10) Os períodos setenários que vão
de 63 até 70 anos, e 77; e ainda 84, 91, 98 e 105 anos de idade, já não são épocas propícias
para inovações desnecessárias. No entanto, a atividade profissional e intelectual
vivida com serenidade é perfeitamente possível até muito além dos 80 anos.
Viver intensamente o presente é fundamental, mas
evite dar importância desnecessária a conflitos. A vida deve ser dedicada
cada vez mais à paz interior e aos estados contemplativos. Os assuntos
humanos de curto prazo precisam ser tratados com moderação, reconhecendo-se
que são coisas de importância passageira. A prioridade é a ampliação dos
horizontes e a compreensão das verdades eternas. Já podemos admirar os resultados
da nossa vida, mas ainda é possível ampliar o trabalho realizado, aumentando
nossa capacidade de amar e de fazer o bem.
Estamos livres de amarras: podemos viver cada dia
com intensidade. Assim avançamos harmoniosamente - talvez até além dos cem
anos de idade. E quando largarmos definitivamente o nosso velho
corpo, iremos para o longo e glorioso período de descanso entre duas
vidas, que a filosofia esotérica chama de Devachan. E ali teremos uma
existência abençoada até que o ciclo do renascimento comece outra vez.
Consciente da natureza cíclica da vida universal,
Benjamin Franklin, o bem-humorado pensador e líder político norte-americano,
escreveu ainda jovem o seguinte epitáfio para si mesmo:
“O corpo de Benjamin Franklin, impressor - como a
capa de um velho livro, com seu conteúdo gasto e já sem títulos dourados -
aqui jaz na condição de alimento para os vermes. Mas o trabalho não estará
perdido, pois, segundo ele acreditava, reaparecerá mais uma vez, em uma nova
e elegante edição, revista e corrigida pelo Autor.” [3]

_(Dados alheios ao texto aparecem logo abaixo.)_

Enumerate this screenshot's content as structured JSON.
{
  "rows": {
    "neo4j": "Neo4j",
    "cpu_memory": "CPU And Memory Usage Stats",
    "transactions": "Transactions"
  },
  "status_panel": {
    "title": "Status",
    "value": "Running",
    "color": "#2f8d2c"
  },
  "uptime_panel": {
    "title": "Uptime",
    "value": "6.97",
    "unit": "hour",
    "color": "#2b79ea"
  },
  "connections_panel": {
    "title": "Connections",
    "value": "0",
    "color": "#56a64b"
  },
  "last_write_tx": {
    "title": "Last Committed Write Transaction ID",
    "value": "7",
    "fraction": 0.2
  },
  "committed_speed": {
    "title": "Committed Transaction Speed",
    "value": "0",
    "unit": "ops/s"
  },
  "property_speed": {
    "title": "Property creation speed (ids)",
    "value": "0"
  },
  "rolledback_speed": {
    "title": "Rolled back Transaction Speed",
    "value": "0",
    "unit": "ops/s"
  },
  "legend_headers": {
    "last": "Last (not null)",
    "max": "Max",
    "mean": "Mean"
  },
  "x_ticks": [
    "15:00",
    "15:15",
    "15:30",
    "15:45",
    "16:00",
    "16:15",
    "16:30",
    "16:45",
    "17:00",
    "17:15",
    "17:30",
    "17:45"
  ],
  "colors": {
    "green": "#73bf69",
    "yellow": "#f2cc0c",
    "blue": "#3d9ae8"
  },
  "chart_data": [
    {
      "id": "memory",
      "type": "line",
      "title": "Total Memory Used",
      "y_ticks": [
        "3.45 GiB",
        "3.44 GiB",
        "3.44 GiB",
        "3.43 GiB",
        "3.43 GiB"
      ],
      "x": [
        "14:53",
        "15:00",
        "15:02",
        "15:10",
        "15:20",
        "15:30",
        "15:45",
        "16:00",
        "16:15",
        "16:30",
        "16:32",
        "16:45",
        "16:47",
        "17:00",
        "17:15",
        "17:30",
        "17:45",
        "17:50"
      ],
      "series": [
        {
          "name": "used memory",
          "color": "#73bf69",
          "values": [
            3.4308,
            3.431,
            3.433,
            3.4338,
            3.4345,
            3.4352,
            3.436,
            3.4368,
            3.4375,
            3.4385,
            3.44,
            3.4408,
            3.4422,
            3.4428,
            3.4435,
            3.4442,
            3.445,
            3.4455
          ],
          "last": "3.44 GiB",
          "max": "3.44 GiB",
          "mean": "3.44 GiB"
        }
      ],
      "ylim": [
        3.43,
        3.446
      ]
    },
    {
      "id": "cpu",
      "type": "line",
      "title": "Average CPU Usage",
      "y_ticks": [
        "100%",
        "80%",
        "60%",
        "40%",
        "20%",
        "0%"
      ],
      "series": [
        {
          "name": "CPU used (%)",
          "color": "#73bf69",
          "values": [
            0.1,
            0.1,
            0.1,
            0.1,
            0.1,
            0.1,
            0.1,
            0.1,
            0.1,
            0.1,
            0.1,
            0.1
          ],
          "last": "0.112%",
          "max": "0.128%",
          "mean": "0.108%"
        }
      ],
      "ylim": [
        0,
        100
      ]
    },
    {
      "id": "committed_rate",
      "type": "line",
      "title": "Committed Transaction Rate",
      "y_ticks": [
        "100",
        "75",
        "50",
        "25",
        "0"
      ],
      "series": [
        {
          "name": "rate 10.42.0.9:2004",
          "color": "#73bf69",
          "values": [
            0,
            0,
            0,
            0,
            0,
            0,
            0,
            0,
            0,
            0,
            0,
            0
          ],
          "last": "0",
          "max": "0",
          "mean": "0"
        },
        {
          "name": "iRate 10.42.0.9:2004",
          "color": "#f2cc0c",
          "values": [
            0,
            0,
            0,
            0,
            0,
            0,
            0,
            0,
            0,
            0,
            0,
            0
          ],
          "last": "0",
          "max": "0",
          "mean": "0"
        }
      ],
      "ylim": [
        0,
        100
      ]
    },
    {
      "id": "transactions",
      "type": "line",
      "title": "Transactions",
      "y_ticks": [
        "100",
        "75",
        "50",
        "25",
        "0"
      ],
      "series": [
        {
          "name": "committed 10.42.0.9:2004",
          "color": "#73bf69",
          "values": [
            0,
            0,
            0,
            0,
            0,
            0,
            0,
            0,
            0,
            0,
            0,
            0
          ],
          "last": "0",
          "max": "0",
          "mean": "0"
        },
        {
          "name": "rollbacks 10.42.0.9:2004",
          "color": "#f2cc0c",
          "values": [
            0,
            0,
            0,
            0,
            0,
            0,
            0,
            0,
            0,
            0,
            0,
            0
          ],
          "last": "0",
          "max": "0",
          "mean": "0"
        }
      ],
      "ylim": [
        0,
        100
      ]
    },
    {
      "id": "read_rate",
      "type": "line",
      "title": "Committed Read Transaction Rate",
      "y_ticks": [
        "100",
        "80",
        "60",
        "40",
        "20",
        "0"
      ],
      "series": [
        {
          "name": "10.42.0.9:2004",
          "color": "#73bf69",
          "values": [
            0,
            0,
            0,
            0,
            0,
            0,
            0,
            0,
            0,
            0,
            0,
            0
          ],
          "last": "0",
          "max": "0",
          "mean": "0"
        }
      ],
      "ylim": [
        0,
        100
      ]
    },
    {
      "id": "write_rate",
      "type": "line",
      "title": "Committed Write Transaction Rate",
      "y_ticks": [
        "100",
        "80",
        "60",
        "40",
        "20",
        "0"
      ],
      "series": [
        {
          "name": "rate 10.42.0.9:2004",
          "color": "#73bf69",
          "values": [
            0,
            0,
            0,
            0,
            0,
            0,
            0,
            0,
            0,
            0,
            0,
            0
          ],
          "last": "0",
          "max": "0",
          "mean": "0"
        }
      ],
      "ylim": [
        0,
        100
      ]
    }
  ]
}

A vida é infinita, e só as formas são
passageiras. Temos todos os elementos para construir com eficácia a grande
obra de arte que é nossa existência atual. Não há conhecimento mais
importante do que essa ciência de viver.
A tranquilidade do estudante de filosofia
esotérica surge do fato de que ele conhece e compreende uma lei essencial: na
natureza nada se perde, nada se cria, tudo se transforma. Tudo se recicla. A
cada final corresponde um descanso, e também um novo começo. A cada plantio,
uma colheita, e a colheita ocorrerá segundo a Lei do Equilíbrio e da Justiça.
O universo é simétrico: cada noite tem uma única função, que é preparar o
amanhecer.
A concepção realista de uma existência humana
como um conjunto perfeito do início ao final é algo que nos permite atuar com
sabedoria nas diferentes situações específicas. Deste modo fica mais fácil
transformar cada dia da vida em uma pequena mas valiosa obra de arte.